In a place like northwest Indiana, where the traffic is thick and the exits are only a mile or two apart, or over in Chicago where it's considerably worse, I can see why people might develop an allergy to being in the right-most lane. That's where the entry and exit ramps are, and keeping out of that lane means you're not in anyone's way.
But here in Florida, on the stretch of I-95 that I live near where there are 3 lanes to travel in and the exits are few and far between, I still see people exhibiting this allergy.
Most of the people here are from the New York area, so they probably know how to drive almost as well as I do, which makes it surprising that they would discriminate against a lane when, where they learned to drive, all lanes are needed to get anywhere.
You're supposed to be in the right lane unless you're engaged in passing someone, or if there's an emergency vehicle on the right shoulder.

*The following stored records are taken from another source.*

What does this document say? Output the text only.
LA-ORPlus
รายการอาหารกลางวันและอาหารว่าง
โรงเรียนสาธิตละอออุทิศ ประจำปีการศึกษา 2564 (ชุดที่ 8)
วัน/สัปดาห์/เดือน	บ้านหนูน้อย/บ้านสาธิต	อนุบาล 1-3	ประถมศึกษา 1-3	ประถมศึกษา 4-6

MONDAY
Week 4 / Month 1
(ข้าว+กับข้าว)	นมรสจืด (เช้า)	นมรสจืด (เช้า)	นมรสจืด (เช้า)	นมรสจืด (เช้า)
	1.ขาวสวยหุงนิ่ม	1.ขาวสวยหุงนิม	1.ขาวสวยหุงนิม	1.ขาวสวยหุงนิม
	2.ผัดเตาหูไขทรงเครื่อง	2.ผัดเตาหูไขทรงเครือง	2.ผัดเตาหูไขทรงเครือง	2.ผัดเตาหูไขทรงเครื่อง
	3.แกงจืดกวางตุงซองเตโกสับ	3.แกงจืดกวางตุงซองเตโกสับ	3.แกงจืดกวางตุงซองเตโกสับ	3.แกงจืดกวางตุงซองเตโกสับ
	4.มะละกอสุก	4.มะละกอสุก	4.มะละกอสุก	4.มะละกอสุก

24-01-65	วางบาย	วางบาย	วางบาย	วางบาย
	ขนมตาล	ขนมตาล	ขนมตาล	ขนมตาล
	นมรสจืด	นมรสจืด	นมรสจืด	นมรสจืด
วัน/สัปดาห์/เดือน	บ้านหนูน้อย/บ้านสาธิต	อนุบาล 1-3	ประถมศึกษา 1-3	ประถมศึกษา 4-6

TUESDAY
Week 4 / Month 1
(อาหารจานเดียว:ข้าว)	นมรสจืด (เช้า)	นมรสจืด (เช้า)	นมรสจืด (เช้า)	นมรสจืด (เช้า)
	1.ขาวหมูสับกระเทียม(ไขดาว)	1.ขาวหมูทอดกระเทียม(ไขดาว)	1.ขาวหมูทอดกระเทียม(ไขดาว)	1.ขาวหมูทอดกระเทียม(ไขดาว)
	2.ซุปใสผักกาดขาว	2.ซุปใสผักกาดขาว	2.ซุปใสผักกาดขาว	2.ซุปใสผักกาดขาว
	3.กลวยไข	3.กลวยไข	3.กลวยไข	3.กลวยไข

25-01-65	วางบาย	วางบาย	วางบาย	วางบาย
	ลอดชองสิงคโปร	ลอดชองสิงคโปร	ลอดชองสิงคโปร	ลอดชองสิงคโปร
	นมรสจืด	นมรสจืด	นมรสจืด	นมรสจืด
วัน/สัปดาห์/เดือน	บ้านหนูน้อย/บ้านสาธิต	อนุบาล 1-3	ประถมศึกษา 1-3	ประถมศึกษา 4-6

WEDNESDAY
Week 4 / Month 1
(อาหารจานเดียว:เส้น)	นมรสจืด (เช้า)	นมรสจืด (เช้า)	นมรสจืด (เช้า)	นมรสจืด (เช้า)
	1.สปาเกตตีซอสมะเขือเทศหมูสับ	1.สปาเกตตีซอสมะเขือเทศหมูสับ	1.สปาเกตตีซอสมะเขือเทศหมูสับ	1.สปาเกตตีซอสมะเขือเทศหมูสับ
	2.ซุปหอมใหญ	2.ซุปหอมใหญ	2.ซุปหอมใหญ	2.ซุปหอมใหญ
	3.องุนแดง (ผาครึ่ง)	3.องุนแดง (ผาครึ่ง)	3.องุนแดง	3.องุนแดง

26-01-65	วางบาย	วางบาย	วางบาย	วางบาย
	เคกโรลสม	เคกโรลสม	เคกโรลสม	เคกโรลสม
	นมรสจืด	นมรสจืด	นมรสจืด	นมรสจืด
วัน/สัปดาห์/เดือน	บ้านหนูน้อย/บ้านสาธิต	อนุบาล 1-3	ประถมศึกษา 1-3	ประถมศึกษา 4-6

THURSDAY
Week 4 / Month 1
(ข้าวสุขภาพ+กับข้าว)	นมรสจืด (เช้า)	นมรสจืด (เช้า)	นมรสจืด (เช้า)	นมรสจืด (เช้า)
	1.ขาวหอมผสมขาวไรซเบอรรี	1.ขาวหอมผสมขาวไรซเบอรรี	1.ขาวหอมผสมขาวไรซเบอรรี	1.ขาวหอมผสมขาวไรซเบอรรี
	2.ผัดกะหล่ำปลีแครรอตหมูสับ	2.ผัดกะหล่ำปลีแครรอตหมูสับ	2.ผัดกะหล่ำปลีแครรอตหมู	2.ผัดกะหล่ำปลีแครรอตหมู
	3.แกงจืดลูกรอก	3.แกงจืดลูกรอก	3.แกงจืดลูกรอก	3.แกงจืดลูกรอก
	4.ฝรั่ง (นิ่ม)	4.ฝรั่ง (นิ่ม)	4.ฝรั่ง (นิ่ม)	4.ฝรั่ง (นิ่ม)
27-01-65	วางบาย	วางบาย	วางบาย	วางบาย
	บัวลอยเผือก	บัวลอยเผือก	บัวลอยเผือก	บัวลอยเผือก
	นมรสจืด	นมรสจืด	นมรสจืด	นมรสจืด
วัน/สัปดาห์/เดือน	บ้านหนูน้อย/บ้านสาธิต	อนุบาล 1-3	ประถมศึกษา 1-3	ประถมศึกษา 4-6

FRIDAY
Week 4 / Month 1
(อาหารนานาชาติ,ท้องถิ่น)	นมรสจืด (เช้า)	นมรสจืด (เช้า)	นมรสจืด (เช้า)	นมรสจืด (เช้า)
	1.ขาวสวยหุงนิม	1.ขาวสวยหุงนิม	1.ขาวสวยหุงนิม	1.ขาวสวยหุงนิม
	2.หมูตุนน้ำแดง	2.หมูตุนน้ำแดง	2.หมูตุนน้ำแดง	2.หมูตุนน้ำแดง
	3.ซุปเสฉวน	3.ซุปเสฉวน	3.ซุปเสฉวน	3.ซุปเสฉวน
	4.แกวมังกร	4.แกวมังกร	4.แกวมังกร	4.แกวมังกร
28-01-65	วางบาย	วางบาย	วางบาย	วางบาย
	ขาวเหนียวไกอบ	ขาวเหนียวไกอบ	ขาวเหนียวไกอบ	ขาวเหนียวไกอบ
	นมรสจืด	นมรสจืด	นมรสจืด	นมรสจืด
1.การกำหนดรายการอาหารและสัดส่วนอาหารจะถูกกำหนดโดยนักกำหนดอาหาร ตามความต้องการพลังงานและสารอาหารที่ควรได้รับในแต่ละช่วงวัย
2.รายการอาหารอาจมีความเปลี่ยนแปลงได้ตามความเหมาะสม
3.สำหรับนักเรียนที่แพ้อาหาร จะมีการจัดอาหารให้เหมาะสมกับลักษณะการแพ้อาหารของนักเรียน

Most people also have the courtesy to move over if someone's trying to enter the highway. But the rest of the time, you're supposed to be in the right lane.
Why? Because doing so promotes better traffic flow. It allows the drivers anxious to get speeding tickets to get past those who drive in 2nd gear. And it's the law, if that matters.
You probably hate getting stuck behind a long line of cars, like everyone else does. If the rules of the road didn't tell us to keep right except to pass, the highways would be unbearably clogged with even half the traffic they now carry. I see it in places where this is ignored.
So do us all a favor and keep right, except to pass. And when passing, if you have to speed up a little bit to complete the operation in under 10 seconds, please do so. It's not just common courtesy, it's the law.